For some inventions, say the light bulb, everyone knows who invented it.
But at the U.S. Capitol on a hot July day, no one seemed to know who invented the air conditioner. Even as the statue of a man many call the air conditioner's inventor stood just down the hall.
After an hour or so of searching, Mike Veselik, from Chicago, came close to knowing.
"I know that a doctor from Florida came up with it, trying to stop people from having fevers I think it was," Veselik said.
Then again, Veselik is a Capitol intern, so some of his knowledge comes from his tour training.
That Florida doctor was John Gorrie. Born in 1803 in South Carolina, Gorrie moved to Florida to study tropical diseases. He noticed that Northerners didn't get yellow fever and thought it might have something to do with climate.
He started using ice to cool patients' rooms and later developed what many call the basis for the modern refrigerator and air conditioner.
There are even a state park and museum in Apalachicola, Fla., dedicated to him.
"People from Florida [are] very grateful for God giving Dr. Gorrie the talent that he did have to invent the ice machine, and refrigeration and air conditioning," says Willie McNair, a park ranger at the Gorrie Museum and State Park.
Inventor Title Contested
While Floridians consider Gorrie the father of the air conditioner, history tells a slightly different story.

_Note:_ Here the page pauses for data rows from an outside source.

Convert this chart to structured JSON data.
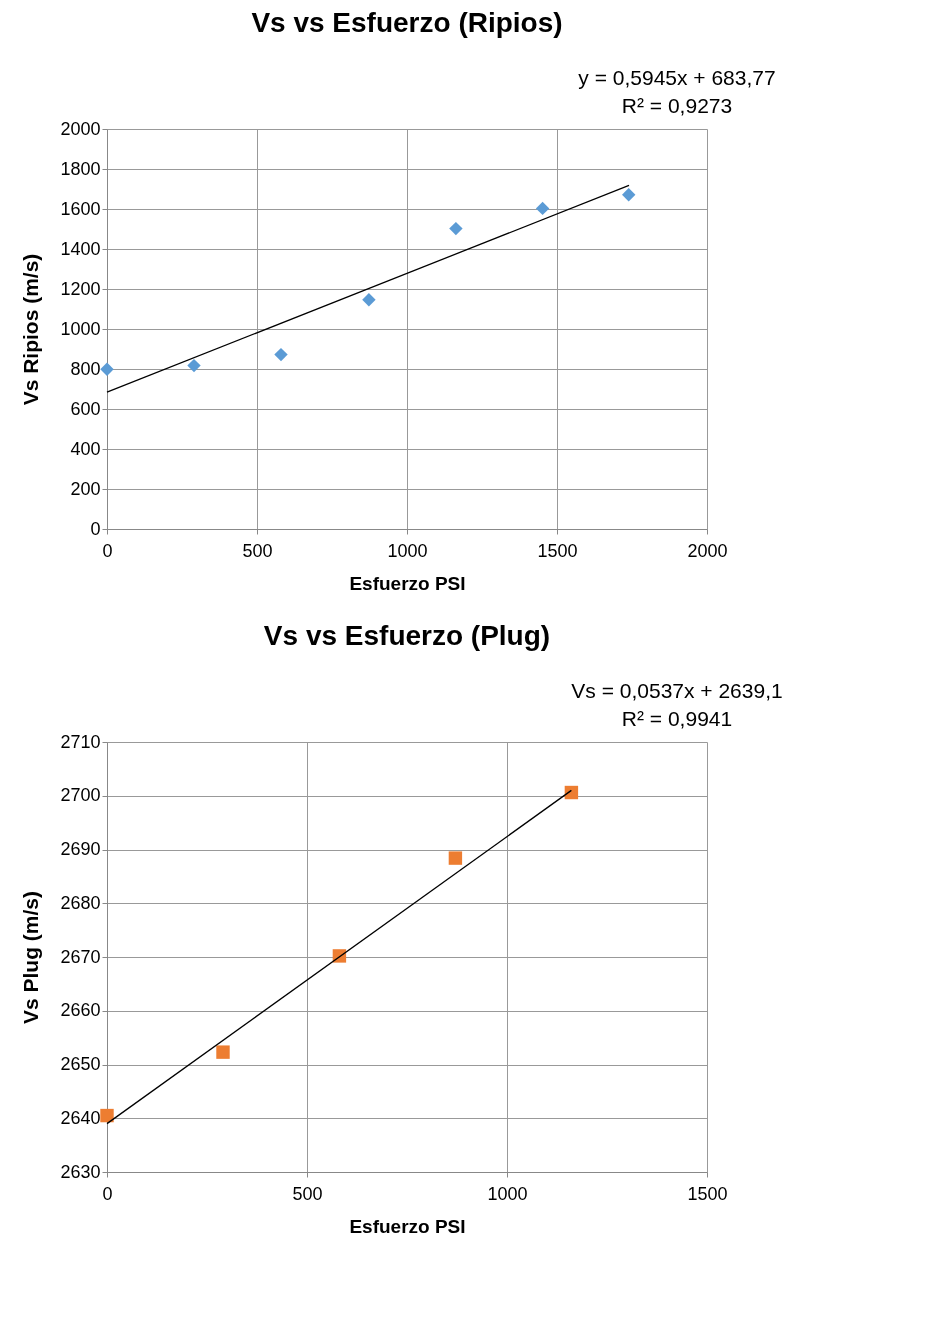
{
  "chart_data": [
    {
      "type": "scatter",
      "title": "Vs vs Esfuerzo (Ripios)",
      "xlabel": "Esfuerzo PSI",
      "ylabel": "Vs Ripios  (m/s)",
      "grid": true,
      "xlim": [
        0,
        2000
      ],
      "xticks": [
        0,
        500,
        1000,
        1500,
        2000
      ],
      "ylim": [
        0,
        2000
      ],
      "yticks": [
        0,
        200,
        400,
        600,
        800,
        1000,
        1200,
        1400,
        1600,
        1800,
        2000
      ],
      "annotations": [
        "y = 0,5945x + 683,77",
        "R² = 0,9273"
      ],
      "series": [
        {
          "color": "#5b9bd5",
          "marker": "diamond",
          "x": [
            0,
            290,
            580,
            873,
            1163,
            1452,
            1739
          ],
          "values": [
            799,
            817,
            872,
            1146,
            1502,
            1603,
            1671
          ]
        },
        {
          "type": "line",
          "marker": "none",
          "color": "#000000",
          "x": [
            0,
            1740
          ],
          "values": [
            684,
            1718
          ]
        }
      ]
    },
    {
      "type": "scatter",
      "title": "Vs vs Esfuerzo (Plug)",
      "xlabel": "Esfuerzo PSI",
      "ylabel": "Vs Plug  (m/s)",
      "grid": true,
      "xlim": [
        0,
        1500
      ],
      "xticks": [
        0,
        500,
        1000,
        1500
      ],
      "ylim": [
        2630,
        2710
      ],
      "yticks": [
        2630,
        2640,
        2650,
        2660,
        2670,
        2680,
        2690,
        2700,
        2710
      ],
      "annotations": [
        "Vs = 0,0537x + 2639,1",
        "R² = 0,9941"
      ],
      "series": [
        {
          "color": "#ed7d31",
          "marker": "square",
          "x": [
            0,
            290,
            581,
            871,
            1161
          ],
          "values": [
            2640.5,
            2652.3,
            2670.2,
            2688.4,
            2700.6
          ]
        },
        {
          "type": "line",
          "marker": "none",
          "color": "#000000",
          "x": [
            0,
            1161
          ],
          "values": [
            2639,
            2701
          ]
        }
      ]
    }
  ]
}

After his discovery working with yellow fever patients, Gorrie obtained a patent for the refrigerator, not the air conditioner. He looked for financial support for his invention, but had trouble.
Marsha Ackermann, author of Cool Comfort: America's Romance with Air Conditioning, says it's because he came head to head with the nation's ice lobby.
"The ice business was controlled by people in places like New England, where in the winter they would chop big slabs of ice out of the water," Ackermann says. "That's what people would use in iceboxes to keep their stuff cold. So the ideas of some guy from Florida trying to make things cooler was not necessarily something that the bigwigs, the people who actually had the power, would want to have happen."
Northern ice makers — who made lots of money shipping ice to the South during the summer — lobbied against Gorrie, and Northern newspapers made fun of his invention.
The patent went nowhere and he died a poor man at the age of 52.
Twenty years later, Willis Carrier was born. Carrier introduced a key feature that made the air conditioner we know today a reality.
"Humidity was the secret that eventually made air conditioning so successful," Ackermann says.
Specifically, removing humidity from the air. It was something Gorrie never did.
Carrier introduced his air conditioner in a New York City printing shop. It allowed the factory to make magazines in the summer without ink running off the pages. His air conditioner took off, and eventually Carrier also came to be known as the father of the air conditioner. His academic research on air conditioning is still considered the gold standard.
No Single Inventor After All
I don't think that fatherhood should necessarily be pinned on any one particular person.
So, when it comes to air conditioning, who's the father — John Gorrie or Willis Carrier?
Neither, really.
A scientist named William Cullen is credited with demonstrating the first artificial refrigeration in 1748 at the University of Glasgow.
There were, of course, rudimentary attempts to cool air even in ancient civilizations. And during the time of Gorrie's and Carrier's work, several scientists in Europe were also working on similar projects.
"I don't think that fatherhood should necessarily be pinned on any one particular person," Ackermann says.
She argues that the air conditioner was an evolutionary invention, its technology perfected over many decades by people all over the world.
But in the U.S. Capitol, there's just the one statue — of John Gorrie, the father of modern refrigeration, not air conditioning. Willis Carrier had to settle for installing the Capitol's first air conditioning system, in 1928.